A freak storm that causes time/continuum thingies to bend sends the 747 which our heroine Jordan Cady is First Officer of to be sucked up by a giant spacecraft. Oops, the captain’s heart gave in and Jordan finds herself the new Captain of 293 terrified passengers and crew. What is a tough lady to do? Rally the troops, that’s what, and stand tough against the enemy. Instead of punishing Susan Grant, Dumb*Nuts should be calling up the airline folks to give this author a medal, because if all airline crew are as capable as Jordan, even Bruce Willis will be inspired to fly again. Jordan is one tough cookie, and even as she wants to go home and see her daughter again, she will be tough for the people around her, and damn right she does!
The guys in the aircraft are actually human beings from a faraway planet who don’t mean them any harm. Kào Vantaar-Moray is our hero and he ends up playing the intermediary between Jordan and her folks and his own people. They have some bad news for Jordan: Earth is destroyed and Jordan and the rest of the 747 are the only Earthlings left. As Jordan and the rest of the Earthlings try to settle down and understand their new surroundings, things get complicated when nasty people try to undermine the aliens’ Alliance from within.
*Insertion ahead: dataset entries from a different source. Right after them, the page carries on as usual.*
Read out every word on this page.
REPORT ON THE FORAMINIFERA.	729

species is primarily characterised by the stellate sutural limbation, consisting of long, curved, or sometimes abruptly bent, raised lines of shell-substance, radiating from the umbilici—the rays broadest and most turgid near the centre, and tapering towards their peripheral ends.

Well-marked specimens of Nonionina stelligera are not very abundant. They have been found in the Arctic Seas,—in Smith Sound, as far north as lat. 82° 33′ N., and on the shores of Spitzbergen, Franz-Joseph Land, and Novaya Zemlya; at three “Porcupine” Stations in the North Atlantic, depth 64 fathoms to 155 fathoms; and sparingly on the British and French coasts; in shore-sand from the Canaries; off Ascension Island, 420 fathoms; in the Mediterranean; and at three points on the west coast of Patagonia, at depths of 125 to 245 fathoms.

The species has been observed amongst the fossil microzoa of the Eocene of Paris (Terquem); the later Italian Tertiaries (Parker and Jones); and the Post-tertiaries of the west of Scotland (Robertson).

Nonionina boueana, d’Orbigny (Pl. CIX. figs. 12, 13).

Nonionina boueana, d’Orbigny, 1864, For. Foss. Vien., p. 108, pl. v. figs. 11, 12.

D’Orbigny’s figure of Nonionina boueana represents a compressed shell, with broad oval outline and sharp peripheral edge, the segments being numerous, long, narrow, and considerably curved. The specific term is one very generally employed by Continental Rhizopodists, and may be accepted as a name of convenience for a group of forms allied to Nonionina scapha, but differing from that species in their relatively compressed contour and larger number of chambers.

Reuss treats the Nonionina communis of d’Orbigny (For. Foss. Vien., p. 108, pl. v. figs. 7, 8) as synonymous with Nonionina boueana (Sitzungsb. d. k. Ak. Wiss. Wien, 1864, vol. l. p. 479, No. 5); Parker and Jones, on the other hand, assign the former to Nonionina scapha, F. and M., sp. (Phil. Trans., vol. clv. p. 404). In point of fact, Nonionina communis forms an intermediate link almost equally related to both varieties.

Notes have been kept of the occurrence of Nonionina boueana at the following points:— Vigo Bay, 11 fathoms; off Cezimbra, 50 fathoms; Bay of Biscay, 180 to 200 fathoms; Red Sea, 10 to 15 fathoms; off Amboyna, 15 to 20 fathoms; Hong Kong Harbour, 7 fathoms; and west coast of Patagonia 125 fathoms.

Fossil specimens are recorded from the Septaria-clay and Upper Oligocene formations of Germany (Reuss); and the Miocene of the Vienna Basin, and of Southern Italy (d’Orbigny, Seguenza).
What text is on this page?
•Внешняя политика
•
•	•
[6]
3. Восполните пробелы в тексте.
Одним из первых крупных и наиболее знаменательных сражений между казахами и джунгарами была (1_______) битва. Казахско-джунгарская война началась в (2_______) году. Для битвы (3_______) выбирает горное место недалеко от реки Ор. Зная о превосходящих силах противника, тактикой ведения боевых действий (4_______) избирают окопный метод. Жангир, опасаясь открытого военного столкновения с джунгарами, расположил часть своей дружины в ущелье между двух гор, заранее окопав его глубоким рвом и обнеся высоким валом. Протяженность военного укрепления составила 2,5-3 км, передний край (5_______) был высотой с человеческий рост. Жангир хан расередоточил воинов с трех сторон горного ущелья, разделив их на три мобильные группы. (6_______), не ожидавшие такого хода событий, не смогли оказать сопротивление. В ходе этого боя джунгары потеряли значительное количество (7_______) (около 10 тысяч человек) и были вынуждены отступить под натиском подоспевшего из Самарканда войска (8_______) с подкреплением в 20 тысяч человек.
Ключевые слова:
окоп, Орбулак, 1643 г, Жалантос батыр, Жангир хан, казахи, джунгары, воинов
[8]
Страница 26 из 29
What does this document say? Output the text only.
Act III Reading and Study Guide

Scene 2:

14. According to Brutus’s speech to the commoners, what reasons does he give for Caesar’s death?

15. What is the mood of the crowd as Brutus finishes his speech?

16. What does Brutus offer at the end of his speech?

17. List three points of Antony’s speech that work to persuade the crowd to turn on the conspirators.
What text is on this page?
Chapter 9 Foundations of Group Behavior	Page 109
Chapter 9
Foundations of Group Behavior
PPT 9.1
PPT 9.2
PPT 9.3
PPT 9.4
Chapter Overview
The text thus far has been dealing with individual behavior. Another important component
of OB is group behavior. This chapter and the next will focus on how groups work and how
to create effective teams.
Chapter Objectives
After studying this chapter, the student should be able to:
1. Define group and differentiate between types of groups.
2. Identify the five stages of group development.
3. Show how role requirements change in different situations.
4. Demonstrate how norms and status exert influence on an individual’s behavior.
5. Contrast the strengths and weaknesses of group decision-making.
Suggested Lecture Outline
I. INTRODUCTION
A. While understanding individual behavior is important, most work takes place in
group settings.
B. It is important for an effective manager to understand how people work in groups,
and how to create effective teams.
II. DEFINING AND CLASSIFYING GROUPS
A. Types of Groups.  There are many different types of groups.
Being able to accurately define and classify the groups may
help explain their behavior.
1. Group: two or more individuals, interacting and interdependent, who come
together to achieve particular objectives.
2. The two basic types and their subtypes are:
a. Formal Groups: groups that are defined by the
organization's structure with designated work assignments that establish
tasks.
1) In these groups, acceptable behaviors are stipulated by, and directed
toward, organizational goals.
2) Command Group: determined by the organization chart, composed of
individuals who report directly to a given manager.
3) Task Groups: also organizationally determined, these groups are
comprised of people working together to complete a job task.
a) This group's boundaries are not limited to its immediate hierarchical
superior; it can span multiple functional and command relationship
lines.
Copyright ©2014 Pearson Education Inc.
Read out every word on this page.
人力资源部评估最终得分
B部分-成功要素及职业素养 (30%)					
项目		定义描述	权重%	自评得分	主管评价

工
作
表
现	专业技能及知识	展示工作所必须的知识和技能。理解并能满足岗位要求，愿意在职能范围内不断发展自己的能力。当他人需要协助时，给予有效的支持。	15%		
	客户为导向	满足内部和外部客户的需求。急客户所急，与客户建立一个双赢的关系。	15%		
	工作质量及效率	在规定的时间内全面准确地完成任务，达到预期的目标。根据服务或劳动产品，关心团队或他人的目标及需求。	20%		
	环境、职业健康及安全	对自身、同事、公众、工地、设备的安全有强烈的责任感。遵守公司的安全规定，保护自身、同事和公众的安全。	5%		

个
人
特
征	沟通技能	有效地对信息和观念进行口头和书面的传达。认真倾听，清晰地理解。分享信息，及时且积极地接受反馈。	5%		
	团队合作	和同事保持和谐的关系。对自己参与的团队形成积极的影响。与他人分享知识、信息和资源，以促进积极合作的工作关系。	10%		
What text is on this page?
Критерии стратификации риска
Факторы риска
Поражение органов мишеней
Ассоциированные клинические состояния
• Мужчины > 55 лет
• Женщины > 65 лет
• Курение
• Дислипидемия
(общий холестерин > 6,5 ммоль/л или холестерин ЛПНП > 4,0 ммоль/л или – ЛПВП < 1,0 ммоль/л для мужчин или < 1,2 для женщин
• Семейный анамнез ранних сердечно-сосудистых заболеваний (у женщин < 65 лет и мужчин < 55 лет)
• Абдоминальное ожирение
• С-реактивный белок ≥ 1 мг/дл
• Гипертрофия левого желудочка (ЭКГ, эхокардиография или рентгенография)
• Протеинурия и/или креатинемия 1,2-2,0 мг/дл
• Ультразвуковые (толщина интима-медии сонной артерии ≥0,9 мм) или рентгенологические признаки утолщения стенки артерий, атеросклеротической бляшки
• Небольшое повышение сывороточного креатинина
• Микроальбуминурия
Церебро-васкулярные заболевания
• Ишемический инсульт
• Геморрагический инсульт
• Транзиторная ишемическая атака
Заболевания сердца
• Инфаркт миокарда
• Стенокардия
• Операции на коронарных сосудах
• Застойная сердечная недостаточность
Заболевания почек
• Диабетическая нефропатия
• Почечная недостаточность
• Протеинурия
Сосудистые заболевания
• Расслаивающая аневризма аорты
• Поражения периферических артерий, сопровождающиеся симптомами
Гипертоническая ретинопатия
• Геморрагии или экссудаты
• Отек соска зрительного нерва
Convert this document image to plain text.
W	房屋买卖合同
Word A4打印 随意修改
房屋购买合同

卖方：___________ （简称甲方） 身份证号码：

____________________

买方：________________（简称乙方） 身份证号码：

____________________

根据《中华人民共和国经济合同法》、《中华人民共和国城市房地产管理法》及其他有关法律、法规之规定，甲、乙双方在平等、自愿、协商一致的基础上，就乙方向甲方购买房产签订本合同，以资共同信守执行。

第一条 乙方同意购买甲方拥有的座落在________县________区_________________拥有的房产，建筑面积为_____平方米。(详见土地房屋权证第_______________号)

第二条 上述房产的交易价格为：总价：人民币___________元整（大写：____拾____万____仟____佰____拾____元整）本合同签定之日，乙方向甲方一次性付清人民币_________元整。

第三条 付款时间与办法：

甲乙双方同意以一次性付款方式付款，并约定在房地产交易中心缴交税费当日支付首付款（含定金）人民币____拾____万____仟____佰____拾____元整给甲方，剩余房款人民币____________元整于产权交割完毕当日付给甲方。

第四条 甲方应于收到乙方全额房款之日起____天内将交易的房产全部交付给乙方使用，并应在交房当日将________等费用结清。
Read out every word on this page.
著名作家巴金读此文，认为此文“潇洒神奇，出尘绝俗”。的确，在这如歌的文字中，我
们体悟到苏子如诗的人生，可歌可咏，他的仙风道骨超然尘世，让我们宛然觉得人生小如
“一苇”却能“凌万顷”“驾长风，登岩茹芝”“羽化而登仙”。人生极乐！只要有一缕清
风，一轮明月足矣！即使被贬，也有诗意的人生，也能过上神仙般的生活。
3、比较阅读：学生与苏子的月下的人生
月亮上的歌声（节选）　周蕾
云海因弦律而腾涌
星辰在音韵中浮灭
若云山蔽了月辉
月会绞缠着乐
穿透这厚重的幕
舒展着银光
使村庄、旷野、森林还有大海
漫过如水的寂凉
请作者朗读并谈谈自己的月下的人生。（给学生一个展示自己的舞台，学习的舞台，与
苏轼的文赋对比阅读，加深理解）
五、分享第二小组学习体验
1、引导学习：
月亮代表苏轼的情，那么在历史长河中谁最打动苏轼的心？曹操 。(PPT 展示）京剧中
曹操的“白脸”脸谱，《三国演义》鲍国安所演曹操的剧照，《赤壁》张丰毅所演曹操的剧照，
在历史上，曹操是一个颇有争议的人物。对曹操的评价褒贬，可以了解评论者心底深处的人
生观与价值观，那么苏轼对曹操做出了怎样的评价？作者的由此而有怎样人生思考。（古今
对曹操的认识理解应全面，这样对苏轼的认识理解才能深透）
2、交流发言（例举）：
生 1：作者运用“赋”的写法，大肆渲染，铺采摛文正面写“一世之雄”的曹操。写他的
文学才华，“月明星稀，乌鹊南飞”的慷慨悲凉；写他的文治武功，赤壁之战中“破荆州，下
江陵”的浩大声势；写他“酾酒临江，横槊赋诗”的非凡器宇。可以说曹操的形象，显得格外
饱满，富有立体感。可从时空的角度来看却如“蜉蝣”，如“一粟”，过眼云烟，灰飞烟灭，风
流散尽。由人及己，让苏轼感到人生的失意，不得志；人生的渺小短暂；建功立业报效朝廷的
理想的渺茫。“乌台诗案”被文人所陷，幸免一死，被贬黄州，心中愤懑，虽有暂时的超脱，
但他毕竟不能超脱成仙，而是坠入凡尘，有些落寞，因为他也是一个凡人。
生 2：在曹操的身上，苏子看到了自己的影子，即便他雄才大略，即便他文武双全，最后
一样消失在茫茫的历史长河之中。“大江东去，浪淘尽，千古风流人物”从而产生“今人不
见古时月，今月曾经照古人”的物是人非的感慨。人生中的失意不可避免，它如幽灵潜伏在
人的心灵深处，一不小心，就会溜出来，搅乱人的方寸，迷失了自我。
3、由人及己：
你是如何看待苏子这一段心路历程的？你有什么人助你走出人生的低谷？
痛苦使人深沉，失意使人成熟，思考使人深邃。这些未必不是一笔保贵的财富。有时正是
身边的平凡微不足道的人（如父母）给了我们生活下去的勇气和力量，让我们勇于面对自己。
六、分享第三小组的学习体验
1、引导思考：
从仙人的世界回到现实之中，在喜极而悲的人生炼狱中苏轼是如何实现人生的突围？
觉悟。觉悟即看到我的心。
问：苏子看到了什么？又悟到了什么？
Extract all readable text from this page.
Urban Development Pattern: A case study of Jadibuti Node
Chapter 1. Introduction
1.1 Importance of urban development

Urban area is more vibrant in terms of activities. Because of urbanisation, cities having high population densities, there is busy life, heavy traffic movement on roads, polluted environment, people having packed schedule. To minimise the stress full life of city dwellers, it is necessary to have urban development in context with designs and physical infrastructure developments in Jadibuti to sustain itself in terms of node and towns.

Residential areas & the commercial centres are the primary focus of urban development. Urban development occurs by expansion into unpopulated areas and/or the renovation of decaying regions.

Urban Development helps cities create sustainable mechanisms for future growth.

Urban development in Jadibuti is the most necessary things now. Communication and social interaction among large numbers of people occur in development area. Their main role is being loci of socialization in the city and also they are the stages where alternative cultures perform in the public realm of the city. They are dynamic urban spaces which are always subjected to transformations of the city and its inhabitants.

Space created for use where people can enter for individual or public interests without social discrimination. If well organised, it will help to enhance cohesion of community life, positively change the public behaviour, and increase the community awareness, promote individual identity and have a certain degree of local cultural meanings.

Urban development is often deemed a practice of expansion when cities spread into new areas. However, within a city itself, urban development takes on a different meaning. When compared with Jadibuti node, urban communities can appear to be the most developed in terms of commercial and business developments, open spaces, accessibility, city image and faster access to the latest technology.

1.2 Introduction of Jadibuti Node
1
In the midst of it all, Kào and Jordan learns that in space, there are many fun ways to say “Let’s do the nasty, baby!”
Susan Grant delivers a very nice, well-paced story here. The science fiction elements aren’t too deep, but more than enough to prevent the setting from being mere wallpaper. Some fantasy romances are so vague and wishy-washy that I have a hard time escaping into the author’s world, but not so here. It really feels like traveling among the stars here. There’s excitement, there’s danger, and there’s the whole sense of loss, bewilderment, and finally, unity in danger among the 747s, all nicely done here.
The passion thing is another story though. Jordan is one tough babe – readers tired of mind-reading wailing virginal healers of dingbattiness that swamp the fantasy romance genre, all bow down to Susan Grant – and Kào isn’t too bad as the tormented hero who has no idea just how much he could actually feel for the others around him. But the author chooses to make these people find love too easily, I find, and I find it rather difficult to believe that instantaneous attraction can happen in a premise such as the one in Contact. But because this story is so fun, I am willing to go along for the ride.
There are some things I find implausible – for example, how could anyone miscalculate Earth’s coordinates and then not double-check like that? Even a religion requires a prophet and several generations of faithful writing (or garbling, depending on the way you believe things) and preaching before it becomes enshrined, and that’s one planet. We’re talking about an alliance of several planets here, and it’s rather implausible that everybody in several planets will believe the words of a great hero and leave it at that.
Anyway, who cares? Contact tells a good story, it is well-written and there is brainpower at work here. Wal-Mart may be too dumb to know a good story if it bitch smacks them in the face, but this one is actually a nice, fun, and very good story that inspires for all the right reason.